What did the doctors say to that?

That in this case all they can offer is palliative chemotherapy with median life expectancy of a year. That curing me is no longer the objective. I can’t put into words how that feels when you hear something like that, when the narrative pivots so brutally. It sounds like sentencing to death. And this I know: it is a death sentence only if I believe that and if I let it.

Next morning I woke up with a clear feeling and a thought: I’m not going in, not giving up on myself. I want to fight this. I want to find solutions. I want to heal from this.

I’ve seen people who’ve overcame the disease when no one was giving them a chance. I’ve supported them, I believed in them. Today I have to be that person - and I have to look for solutions on my own. I’m engaging clinics in Germany, Israel, the USA, India, France, Norway, looking for the best way forward. It is a tremendous amount of work each day, but I’m finding energy as the stakes are clear.

There are options, I am finding out. But they are so, so expensive. Until this point were managing the incoming costs on our own, with kind and wonderful support of a few dear friends and family.

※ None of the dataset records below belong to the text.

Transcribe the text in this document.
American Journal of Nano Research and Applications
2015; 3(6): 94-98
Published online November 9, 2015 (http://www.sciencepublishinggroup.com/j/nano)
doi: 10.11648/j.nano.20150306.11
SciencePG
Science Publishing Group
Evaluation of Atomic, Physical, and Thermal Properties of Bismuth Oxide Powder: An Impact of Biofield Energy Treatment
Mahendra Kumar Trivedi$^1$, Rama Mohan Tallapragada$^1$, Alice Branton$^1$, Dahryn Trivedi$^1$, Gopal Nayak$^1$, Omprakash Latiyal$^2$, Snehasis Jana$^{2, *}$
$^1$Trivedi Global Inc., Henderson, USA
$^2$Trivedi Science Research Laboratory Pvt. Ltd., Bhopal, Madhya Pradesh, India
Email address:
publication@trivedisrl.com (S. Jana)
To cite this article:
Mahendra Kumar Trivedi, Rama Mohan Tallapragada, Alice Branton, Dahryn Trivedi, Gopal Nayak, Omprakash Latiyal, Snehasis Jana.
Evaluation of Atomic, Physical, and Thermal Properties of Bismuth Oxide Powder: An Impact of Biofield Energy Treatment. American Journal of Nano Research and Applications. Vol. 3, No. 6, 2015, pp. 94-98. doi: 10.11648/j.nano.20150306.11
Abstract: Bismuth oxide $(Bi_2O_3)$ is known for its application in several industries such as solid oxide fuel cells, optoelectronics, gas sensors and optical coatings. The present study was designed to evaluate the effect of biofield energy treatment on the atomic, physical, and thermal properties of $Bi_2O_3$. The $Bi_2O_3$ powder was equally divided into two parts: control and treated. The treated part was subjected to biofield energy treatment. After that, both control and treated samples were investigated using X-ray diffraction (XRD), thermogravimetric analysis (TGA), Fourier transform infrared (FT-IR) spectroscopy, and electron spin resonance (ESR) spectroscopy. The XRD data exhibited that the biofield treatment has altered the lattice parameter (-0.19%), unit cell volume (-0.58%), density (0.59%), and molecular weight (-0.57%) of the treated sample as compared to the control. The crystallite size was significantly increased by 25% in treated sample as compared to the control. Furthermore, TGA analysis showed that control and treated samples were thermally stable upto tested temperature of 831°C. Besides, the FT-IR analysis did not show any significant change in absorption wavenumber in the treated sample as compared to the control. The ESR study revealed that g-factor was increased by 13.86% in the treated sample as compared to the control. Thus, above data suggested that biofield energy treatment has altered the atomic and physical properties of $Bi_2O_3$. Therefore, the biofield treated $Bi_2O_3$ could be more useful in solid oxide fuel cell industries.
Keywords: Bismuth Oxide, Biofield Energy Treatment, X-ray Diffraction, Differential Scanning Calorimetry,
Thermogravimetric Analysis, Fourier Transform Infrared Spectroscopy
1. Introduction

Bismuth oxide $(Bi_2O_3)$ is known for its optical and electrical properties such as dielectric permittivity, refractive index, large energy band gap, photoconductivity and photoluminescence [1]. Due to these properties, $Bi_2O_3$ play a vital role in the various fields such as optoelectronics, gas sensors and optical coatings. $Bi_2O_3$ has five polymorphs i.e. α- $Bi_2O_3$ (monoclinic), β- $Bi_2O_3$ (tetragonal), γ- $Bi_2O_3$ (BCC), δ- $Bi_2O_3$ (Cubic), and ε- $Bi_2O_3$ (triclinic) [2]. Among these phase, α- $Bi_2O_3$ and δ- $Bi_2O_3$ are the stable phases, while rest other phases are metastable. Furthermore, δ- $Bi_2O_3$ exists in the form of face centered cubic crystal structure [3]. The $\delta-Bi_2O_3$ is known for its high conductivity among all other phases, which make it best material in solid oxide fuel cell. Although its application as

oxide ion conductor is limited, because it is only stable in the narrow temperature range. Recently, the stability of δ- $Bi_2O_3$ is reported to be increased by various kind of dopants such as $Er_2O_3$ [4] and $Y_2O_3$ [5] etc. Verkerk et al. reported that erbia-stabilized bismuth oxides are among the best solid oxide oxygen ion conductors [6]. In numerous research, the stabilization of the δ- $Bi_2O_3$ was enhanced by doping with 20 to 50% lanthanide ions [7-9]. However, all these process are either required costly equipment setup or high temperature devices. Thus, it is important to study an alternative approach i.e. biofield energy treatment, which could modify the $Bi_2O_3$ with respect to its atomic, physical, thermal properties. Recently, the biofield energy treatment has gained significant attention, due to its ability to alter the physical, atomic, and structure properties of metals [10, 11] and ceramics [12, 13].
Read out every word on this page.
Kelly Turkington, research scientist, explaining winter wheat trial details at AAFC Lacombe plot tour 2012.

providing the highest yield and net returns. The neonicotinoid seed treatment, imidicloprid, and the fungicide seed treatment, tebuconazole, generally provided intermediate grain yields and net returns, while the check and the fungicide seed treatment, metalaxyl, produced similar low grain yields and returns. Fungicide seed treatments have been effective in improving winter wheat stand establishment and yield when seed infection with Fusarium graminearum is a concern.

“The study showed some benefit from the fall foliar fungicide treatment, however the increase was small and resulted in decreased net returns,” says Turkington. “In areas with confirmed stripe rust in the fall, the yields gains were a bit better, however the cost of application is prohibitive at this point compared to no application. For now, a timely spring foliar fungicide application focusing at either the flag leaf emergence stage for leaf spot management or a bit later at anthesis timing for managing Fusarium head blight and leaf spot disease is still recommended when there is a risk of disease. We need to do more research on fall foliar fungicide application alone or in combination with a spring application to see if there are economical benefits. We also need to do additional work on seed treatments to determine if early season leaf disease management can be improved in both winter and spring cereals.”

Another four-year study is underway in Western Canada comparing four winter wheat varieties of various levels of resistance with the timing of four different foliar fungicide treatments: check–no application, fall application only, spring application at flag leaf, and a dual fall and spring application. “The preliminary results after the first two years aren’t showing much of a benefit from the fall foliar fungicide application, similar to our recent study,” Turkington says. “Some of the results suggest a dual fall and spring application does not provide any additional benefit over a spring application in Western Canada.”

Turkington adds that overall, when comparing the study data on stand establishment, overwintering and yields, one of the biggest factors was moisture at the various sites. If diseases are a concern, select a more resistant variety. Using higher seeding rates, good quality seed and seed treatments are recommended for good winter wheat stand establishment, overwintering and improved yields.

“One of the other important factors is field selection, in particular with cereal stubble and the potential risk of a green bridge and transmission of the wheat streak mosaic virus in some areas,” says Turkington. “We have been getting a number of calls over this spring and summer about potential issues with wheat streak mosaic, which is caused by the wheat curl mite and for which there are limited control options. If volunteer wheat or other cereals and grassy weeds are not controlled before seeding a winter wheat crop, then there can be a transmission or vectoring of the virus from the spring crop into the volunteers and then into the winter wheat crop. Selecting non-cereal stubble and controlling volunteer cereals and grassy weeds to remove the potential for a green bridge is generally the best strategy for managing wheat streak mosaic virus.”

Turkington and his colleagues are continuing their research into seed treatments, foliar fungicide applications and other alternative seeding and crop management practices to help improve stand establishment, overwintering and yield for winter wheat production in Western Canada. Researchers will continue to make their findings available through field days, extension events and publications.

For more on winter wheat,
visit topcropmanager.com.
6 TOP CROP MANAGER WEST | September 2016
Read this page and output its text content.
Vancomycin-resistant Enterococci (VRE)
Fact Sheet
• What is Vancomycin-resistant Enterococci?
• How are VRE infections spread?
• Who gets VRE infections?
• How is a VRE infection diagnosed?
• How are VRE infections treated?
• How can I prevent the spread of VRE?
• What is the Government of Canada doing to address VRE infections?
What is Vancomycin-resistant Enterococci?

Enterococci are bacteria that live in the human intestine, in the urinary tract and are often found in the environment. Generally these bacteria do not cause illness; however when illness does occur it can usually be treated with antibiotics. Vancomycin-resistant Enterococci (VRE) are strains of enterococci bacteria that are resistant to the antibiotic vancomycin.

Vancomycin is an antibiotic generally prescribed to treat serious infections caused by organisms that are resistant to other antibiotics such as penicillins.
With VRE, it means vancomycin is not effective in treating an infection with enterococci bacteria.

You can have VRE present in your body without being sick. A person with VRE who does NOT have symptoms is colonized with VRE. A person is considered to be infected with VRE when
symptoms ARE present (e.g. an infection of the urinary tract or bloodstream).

Now it’s quickly become clear that I need to ask you for help - the Big Hearted Strangers who are out there, who will root for me, support me, make themselves part of my story and not give up on me. The cost of treatments are huge and they’re becoming too much for just us already at the diagnostics and consultations phase.

Please, help me in what has become the fight of my life, for my life. I want to live, simple as that.

I want to spend more time with my wife, be there with and for my family, for my dear friends, see my kid enter her adulthood, see my brother’s kids and my Godson grow up. I want to get old, loving and being loved. All of that is worth the effort - even if the road is paved with hardship.

Each donation is a chance at another day of treatment. Sharing my story is a chance of it making its way to someone who will also decide to become a part of it and support me.

I don’t want to say goodbye to life just yet. I want to get better - and I believe together we can create a chance of making that happen. Thank you, from the bottom of my Heart, for your time and for your support.